Morcos et al. 20195 have conducted large-scale experiments on transfer learning within the image domain. The study considers VGG19 and ResNet50 architectures on CIFAR-10/100, FashionMNIST and MNIST while also varying the optimizer (SGD and Adam). Their results suggest that winning tickets are not specific to a certain optimizer. For instance, a winning ticket obtained via SGD training can be used to initialize weights that are then trained by Adam. Regarding transfer across tasks, the authors have compared winning tickets from other datasets to winning tickets obtained on the same dataset. Surprisingly, winning tickets from other datasets are nearly as good as tickets obtained on the same dataset. A key result is that larger datasets produce more generic winning tickets.
how do winning tickets look like
Zhou et al.9 have closely investigated the properties of winning tickets. They show that a crucial element of the initialization values are their signs. It seems that the actual magnitude of the initialization value is less important. That might give a clue that optimizers struggle to adjust a negative attribution into a positive one and vice versa.
They further hypothesize that masking certain weights to zero is similar to performing training iterations. The information that a certain feature will be irrelevant for the current classification task is as precious as conducting actual training iterations.
After analyzing different pruning and alteration criteria, the authors further claim that sparse subnetworks work particularly well, when initializations are close to their final form. Building on top of this hypothesis, the authors go even further and develop the notion of supermasks, which are mere initializations of masks and values that are not trained at all. Interestingly, these supermasks yield accuracy scores that are far better than chance.
pruning and dropout
Dropout is a well-known regularization method that encourages sparsity tolerance during training by setting a random fraction of weights or hidden units to zero. However, when pruning is applied after training, the fraction of pruned weights depend on a heuristic such as the magnitude of the weights. Gomez et al.10 pursue the idea of improving the interaction of dropout and pruning. The idea is that dropout could be targeted to units, which are likely to be pruned, i.e., those with low magnitude. In the paper, the authors analyze not only the standard unit-dropout but also weight-dropout (aka DropConnect), which is even closer to the employed pruning techniques.
The holy grail of winning tickets is to identify them as early as possible in the training process. Dettmers and Zettlemoyer11 propose a technique to identify winning tickets without the need for expensive retraining. They exploit the momentum of the gradients to determine how fast weights change during training and prune those that do not change much. Furthermore, the values of pruned weights are redistributed dynamically. The results show that this so-called sparse momentum technique outperforms their baselines for sparse learning.

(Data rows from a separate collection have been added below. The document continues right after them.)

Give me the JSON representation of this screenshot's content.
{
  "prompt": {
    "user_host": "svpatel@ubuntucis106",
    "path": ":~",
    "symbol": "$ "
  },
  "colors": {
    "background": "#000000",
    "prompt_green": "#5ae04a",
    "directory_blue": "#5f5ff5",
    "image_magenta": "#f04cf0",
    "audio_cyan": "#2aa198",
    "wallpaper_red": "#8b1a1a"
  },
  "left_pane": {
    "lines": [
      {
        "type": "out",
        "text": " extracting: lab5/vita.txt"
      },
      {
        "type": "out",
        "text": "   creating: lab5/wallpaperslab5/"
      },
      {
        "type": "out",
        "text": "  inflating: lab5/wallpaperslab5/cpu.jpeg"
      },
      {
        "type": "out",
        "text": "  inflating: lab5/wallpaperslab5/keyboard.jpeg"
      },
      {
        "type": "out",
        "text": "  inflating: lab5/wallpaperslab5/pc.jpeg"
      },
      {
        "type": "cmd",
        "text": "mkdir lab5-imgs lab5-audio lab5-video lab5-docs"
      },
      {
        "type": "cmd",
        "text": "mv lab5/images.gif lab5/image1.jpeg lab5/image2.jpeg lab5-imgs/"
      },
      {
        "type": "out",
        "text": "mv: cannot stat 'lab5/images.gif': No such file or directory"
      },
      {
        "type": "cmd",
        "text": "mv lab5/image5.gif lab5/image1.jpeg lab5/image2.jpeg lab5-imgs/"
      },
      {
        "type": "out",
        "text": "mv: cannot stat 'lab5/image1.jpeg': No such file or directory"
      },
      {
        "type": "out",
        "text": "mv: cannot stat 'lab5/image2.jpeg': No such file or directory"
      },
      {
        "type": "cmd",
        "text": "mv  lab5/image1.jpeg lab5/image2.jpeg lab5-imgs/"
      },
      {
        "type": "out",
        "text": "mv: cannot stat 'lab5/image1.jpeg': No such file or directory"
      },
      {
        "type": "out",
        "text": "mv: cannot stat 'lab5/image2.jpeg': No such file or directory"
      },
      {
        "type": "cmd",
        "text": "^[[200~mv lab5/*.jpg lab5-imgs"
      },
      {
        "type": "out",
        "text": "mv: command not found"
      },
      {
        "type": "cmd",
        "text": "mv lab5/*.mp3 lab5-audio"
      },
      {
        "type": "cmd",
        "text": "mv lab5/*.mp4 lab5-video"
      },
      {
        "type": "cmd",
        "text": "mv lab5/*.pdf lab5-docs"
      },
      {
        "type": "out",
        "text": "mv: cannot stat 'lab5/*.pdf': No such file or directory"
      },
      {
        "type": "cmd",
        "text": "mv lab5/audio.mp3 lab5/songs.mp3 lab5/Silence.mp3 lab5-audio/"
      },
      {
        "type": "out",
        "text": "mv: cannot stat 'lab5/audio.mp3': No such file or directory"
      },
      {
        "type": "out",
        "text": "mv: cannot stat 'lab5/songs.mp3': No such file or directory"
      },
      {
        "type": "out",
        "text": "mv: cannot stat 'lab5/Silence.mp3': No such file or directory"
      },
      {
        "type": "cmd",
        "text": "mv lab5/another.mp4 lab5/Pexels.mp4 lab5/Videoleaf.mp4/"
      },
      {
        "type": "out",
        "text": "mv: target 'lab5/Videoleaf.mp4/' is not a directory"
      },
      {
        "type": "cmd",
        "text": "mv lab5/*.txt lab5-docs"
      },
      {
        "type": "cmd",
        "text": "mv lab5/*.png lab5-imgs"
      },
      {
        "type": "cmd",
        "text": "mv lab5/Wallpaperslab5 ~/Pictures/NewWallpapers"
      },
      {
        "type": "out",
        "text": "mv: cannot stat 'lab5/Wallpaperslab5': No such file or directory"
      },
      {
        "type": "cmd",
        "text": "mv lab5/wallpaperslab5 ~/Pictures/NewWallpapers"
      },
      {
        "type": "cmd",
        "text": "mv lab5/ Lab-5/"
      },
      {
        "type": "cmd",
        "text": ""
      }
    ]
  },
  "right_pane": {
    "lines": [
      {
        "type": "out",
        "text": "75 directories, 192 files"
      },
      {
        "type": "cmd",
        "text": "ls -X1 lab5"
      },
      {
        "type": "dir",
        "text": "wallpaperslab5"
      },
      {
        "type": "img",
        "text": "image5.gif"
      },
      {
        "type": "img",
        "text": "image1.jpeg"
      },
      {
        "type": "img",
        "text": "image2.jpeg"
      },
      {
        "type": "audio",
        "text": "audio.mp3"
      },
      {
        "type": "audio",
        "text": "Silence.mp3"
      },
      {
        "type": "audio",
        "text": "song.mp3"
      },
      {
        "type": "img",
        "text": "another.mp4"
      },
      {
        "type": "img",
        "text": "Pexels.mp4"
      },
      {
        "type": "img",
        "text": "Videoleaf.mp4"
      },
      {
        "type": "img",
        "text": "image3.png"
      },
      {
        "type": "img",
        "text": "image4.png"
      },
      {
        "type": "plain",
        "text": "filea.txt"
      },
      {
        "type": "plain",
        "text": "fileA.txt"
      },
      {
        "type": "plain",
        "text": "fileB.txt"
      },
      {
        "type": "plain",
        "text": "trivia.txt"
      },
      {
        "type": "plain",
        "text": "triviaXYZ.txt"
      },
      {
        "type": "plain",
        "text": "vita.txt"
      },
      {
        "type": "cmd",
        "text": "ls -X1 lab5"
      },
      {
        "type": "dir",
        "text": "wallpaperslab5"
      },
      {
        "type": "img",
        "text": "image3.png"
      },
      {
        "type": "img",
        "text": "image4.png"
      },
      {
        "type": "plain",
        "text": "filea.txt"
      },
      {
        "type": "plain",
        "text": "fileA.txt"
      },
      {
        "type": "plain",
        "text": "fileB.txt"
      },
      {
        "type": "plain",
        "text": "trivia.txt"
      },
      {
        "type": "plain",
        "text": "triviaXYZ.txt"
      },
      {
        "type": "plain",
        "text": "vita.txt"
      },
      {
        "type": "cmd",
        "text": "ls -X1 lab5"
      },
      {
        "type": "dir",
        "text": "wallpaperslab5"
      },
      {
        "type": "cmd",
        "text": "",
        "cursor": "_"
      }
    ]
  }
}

There are also studies that challenge the LTH: Gale et al.12 conduct a large-scale comparison of sparse neural nets on machine translation with transfomers and image classification with ResNet-50. They confirm that naive magnitude pruning3 is the best pruning technique among the compared ones. However, they report that the LTH approach fails to find winning tickets for these architectures. Liu et al13 show that – with a carefully selected learning rate – random tickets can perform as well as winning tickets. Both works, however, did not yet use late resetting6, which helps to find winning tickets especially in deep architectures.
hands-on: experiments on the sum-of-two-inputs example
Before we conclude, let’s return to our sum-of-two-inputs example from above. We implement iterative magnitude pruning and try to find winning tickets that correspond to human intuition. We use local pruning such that the second layer does not get pruned away completely. We begin with 200 hidden units and train for 10 epochs for each pruning round. We iteratively prune 25% of the weights (by magnitude) until only 2 weights are left in each layer. In each round, we use late resetting to the weights after the first training iteration. We expect that the winning ticket will pass the two inputs through the first layer and sum them up in the second layer. We train on random number pairs within the interval [-1,1] and test on random pairs in the interval [1,2]. We end up with the following tickets and their obtained root mean-squared-error (lower is better):
Pruning 0.25 weights => 4 weights still active ~= 0.67% Stopping criterion met. This is your winning ticket: Layer 0 [60,0]: 0.9429353475570679 [60,1]: 0.9429353475570679 Layer 1 [0,60]: 1.06050705909729 [0,101]: -0.4135688245296478 Winning ticket RMSE: 6.870159915858438e-05 This is a random ticket: Layer 0 [60,0]: -0.8950394988059998 [60,1]: -0.8950406908988953 Layer 1 [0,60]: -1.1172559261322021 [0,101]: 0.008170465007424355 Reinit Random ticket RSME: 7.364383157981381e-05 This is a permuted random ticket: Layer 0 [2,0]: 0.15243083238601685 [2,1]: -0.40985623002052307 Layer 1 [0,60]: -0.002661715727299452 [0,101]: 0.03881140798330307 Permute+Reinit Random ticket RSME: 6.60740392345907 Full-model RSME: 7.780414107555133e-06
We observe that iterative magnitude pruning yields a winning ticket that corresponds to our human intuition (or at least, it is quite close). Please note that the [0,101] weight on the second layer irrelevant as it will never receive any non-zero inputs. The winning ticket’s accuracy with 4 weights is on par with the accuracy of the full model with 600 weights. The randomly reinitialized ticket also succeeds to learn good weights (the inverted signs cancel each other out). In contrast, the locally permuted ticket has a dead end and cannot learn anything.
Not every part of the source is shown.